Ms. Ligia Noronha joined the United Nations Environment Programme (UNEP) in April 2014 as Director of the Division of Technology, Industry and Economics (DTIE). On 1 April 2021, she took up her current role as United Nations Assistant Secretary-General and Head of the UNEP New York Office.
An economist with over 30 years of international experience in the field of sustainable development, Ms. Noronha has led work in UNEP on climate mitigation and just energy transitions; circularity and sustainable consumption and production; extractives and responsible mining; and the nexus of environment, pollution and health.

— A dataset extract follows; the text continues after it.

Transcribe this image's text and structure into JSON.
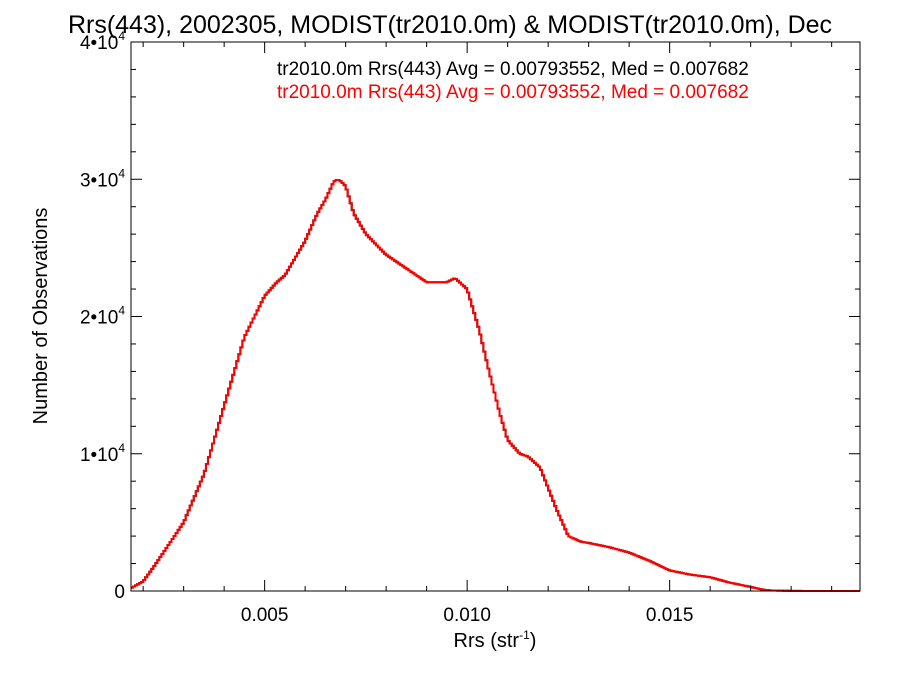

Through her leadership of the New York Office, she seeks to raise awareness of environmental issues, the outcomes of the United Nations Environment Assembly and the interconnections between a healthy planet and collective well-being in intergovernmental processes, the wider UN System and inter-agency mechanisms.
Before joining UNEP, Ms. Noronha was Executive Director (Research Coordination) at The Energy and Resources Institute (TERI) and Director of the Resources, Regulation and Global Security Division. She was Secretary of the Asian Energy Institute – a network of Asian and non-Asian institutes (2005-2011); Coordinator, Renewable Energy and Energy Efficiency Partnerships (REEEP) South Asia (2005-2009); and Michael Hintze Energy Security Visiting Senior Fellow at the Centre for International Security Studies (CISS), University of Sydney, Australia (2009-11). In 2004-2005, she was Team Leader, Ecosystem Approaches to Human Health, at the International Development Research Centre (IDRC) of Canada.
Ms. Noronha has served on the National Security Advisory Board of the Government of India, and on several expert committees and panels of the Government of India and the Government of Goa. She has published nationally and internationally on issues relating to energy and resource security, climate change, environmental and coastal policy, sustainable consumption and production, responsible mining, and natural resource federalism.
Ms. Noronha holds a Master’s degree in Economics from the University of Mumbai, as well as a Master’s degree in Sea Use Law, Economics and Policy and Ph.D. from the London School of Economics.